Cosa siete riusciti a vedere oltre Kyiv, come si è strutturato il vostro percorso?
Sono stato tre giorni pieni in Ucraina, 8, 9 e 10 maggio. Siamo stati anche a Irpin, città di confine come Bucha, dove nel 2022 i russi sono entrati dalla Bielorussia. Gli ucraini hanno lasciato dei punti distrutti per far si che le truppe del Cremlino non entrassero a Kyiv e per mostrarli come testimonianza. Abbiamo parlato con il sindaco, che ci ha detto che fa fatica ad addormentarsi, dopo aver visto morire madri con figli. Sempre a Irpin c'è un memoriale dove, in un parcheggio, sono situate molte macchine di civili crivellate di colpi. Abbiamo poi visto le macerie di una casa colpita da un missile solo due giorni prima, di notte, dove a pochi metri c'era un asilo nido: famiglia sterminata, sono sopravvissute solo le due bambine e rimasti uccisi genitori e fratello più grande. Proprio nel momento in cui eravamo lì, è arrivato un signore - avevamo l'interprete da ucraino a italiano - che ci ha detto di guardare e prendere coscienza dei crimini del regime putiniano, e soprattutto di vedere dove siamo noi europei, cosa stiamo permettendo, insieme agli americani. Sua moglie non riesce più ad alzarsi per i traumi della guerra, e nei pressi della loro abitazione arrivano continuamente gli Shahed, droni iraniani utilizzati dalle forze russe, che distruggono le vetrate delle finestre in un quartiere completamente residenziale, lasciando i cittadini del posto al gelo. Ci ha anche raccontato di aver salvato un russo, col quale è rimasto in contatto, avendolo portato all'ospedale nonostante combatta contro il suo popolo.
Cosa ti porti a casa, nell'aver visto la guerra da così vicino, da un'esperienza così drammatica?
Io avevo la volontà di scoprire il valore della resistenza ucraina, degli sforzi della gente, di ciò che stanno sopportando da più di tre anni.

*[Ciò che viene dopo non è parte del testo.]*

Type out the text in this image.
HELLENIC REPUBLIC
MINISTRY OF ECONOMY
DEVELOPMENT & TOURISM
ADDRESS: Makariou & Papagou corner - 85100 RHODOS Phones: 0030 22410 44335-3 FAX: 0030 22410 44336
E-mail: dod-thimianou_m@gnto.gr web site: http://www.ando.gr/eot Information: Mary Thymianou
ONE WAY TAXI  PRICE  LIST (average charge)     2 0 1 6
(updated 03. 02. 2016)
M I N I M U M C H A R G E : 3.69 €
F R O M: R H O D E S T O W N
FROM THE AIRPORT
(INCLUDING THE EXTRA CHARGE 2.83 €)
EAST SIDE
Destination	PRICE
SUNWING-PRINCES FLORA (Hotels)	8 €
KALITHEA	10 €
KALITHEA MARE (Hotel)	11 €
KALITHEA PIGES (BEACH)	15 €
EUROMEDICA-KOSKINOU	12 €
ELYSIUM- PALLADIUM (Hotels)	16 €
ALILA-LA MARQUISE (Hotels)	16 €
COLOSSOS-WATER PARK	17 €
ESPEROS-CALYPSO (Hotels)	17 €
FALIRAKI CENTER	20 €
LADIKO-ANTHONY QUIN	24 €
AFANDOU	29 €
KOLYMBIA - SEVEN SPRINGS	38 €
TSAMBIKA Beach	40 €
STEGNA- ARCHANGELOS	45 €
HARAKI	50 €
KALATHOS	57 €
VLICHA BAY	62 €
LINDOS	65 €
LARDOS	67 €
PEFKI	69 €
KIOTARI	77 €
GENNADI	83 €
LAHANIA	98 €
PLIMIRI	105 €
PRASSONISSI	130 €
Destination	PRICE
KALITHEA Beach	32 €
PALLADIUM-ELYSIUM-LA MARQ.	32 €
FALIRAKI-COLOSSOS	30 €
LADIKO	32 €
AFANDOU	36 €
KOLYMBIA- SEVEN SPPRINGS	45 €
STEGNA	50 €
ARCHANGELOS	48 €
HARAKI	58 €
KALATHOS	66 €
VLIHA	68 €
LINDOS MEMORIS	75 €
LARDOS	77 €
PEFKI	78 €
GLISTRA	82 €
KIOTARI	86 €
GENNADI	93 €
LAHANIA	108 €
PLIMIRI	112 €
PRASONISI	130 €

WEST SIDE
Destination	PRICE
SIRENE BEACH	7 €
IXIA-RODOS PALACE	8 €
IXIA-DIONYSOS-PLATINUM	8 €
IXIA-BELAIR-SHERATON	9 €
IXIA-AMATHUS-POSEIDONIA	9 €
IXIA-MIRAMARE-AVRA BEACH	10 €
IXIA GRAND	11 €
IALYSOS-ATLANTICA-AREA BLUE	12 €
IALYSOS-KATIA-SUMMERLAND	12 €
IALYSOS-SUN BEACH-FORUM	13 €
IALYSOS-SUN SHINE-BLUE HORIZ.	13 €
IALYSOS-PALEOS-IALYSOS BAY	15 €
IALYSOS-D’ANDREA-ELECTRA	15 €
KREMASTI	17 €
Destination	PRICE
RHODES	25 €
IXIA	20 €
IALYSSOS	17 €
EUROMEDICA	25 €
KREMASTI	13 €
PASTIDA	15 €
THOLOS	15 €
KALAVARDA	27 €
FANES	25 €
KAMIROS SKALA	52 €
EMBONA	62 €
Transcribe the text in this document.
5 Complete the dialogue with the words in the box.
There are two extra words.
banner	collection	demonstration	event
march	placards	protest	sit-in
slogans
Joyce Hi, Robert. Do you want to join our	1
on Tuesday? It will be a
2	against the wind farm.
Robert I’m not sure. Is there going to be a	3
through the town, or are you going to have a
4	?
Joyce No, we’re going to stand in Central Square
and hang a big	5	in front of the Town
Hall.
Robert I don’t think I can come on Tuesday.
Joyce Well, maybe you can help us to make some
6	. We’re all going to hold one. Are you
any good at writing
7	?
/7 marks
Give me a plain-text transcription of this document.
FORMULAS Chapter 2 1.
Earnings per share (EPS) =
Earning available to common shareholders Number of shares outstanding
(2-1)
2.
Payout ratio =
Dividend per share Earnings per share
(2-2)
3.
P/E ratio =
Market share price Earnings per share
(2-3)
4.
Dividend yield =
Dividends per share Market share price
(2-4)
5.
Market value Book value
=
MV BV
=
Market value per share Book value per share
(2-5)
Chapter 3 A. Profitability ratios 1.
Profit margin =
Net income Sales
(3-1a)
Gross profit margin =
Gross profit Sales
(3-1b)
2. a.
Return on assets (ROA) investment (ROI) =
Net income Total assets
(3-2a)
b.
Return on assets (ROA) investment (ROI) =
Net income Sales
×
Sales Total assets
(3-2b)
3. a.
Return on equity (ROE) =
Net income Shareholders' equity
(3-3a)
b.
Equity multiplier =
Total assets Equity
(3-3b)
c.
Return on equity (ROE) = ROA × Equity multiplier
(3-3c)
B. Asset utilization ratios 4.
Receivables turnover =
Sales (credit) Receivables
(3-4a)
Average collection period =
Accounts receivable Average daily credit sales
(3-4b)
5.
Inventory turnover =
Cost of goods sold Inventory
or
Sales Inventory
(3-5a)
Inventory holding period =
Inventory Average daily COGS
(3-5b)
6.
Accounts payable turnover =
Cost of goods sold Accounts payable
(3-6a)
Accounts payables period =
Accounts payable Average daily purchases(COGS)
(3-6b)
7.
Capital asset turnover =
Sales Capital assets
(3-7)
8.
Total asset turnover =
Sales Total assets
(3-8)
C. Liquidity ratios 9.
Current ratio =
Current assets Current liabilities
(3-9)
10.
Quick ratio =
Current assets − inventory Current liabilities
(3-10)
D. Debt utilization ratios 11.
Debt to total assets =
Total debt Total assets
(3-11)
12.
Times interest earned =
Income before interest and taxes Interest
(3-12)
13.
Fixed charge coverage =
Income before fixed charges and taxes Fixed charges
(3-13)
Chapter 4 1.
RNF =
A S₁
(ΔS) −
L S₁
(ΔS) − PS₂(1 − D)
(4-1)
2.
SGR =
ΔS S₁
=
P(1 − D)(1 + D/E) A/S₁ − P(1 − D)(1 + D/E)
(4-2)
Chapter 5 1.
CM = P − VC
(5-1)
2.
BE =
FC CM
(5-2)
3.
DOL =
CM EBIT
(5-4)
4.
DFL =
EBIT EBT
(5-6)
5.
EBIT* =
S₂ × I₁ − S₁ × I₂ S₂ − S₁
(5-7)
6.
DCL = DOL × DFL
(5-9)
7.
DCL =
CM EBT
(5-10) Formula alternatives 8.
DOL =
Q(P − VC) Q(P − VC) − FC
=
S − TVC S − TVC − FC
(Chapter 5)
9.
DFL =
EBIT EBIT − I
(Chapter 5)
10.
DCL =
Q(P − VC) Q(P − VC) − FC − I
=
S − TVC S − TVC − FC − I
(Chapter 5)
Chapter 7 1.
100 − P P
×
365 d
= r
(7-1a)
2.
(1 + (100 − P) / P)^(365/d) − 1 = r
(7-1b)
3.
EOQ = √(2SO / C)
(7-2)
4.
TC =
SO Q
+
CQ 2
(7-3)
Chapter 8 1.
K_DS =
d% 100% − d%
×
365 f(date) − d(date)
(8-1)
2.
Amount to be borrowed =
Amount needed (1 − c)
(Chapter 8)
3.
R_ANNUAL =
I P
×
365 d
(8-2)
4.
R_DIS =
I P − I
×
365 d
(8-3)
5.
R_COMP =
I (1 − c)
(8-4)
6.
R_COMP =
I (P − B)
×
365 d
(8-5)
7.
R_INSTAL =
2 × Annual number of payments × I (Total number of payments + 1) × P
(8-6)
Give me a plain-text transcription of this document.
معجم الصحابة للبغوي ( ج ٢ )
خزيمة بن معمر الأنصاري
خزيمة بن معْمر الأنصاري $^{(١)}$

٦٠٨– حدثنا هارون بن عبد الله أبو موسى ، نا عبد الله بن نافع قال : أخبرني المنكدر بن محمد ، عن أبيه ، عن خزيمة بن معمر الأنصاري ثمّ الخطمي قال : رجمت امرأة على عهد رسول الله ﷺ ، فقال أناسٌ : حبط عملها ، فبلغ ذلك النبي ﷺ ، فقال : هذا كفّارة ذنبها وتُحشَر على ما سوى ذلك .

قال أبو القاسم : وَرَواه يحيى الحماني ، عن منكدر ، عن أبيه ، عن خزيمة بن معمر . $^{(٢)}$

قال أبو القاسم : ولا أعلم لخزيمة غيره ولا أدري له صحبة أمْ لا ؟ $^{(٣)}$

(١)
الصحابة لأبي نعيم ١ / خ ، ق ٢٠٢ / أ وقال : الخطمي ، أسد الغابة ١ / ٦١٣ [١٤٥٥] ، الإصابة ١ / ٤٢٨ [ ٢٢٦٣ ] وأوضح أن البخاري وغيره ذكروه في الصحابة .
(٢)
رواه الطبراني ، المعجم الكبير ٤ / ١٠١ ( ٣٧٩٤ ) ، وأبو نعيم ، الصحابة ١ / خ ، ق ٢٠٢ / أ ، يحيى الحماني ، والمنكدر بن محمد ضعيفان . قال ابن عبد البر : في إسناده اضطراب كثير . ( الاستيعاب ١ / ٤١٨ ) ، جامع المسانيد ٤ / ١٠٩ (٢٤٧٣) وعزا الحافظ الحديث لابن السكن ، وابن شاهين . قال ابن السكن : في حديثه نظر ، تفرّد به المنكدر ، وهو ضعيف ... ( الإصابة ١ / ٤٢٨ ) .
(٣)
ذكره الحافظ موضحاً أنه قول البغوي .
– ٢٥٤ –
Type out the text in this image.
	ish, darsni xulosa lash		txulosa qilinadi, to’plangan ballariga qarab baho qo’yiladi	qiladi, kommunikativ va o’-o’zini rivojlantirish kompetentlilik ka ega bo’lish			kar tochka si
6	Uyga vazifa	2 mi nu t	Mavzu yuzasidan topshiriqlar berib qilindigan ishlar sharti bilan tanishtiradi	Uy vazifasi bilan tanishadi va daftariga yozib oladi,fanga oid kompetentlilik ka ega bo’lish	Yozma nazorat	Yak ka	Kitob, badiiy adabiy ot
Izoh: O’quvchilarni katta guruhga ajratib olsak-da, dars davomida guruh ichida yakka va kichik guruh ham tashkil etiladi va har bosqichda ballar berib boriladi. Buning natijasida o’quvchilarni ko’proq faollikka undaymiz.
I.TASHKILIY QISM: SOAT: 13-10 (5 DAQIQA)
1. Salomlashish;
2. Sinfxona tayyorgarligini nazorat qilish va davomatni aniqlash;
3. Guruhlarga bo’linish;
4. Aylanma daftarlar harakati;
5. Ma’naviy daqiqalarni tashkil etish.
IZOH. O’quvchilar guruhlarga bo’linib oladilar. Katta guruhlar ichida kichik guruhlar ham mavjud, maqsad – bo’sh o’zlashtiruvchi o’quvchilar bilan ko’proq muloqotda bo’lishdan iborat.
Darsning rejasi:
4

Mi porto dietro il desiderio e l'aspettativa con cui sono partito, e cioè quello di trovare qualcosa che sapesse veramente di Europa: da diciassettenne, finora nella mia vita l'Europa era rimasta un concetto astratto. Lì l'ho invece trovata, sentendola come lotta concreta e quotidiana. Per gli ucraini è una sfida che vale tutto: posso dire di aver visto l'Europa per la prima volta.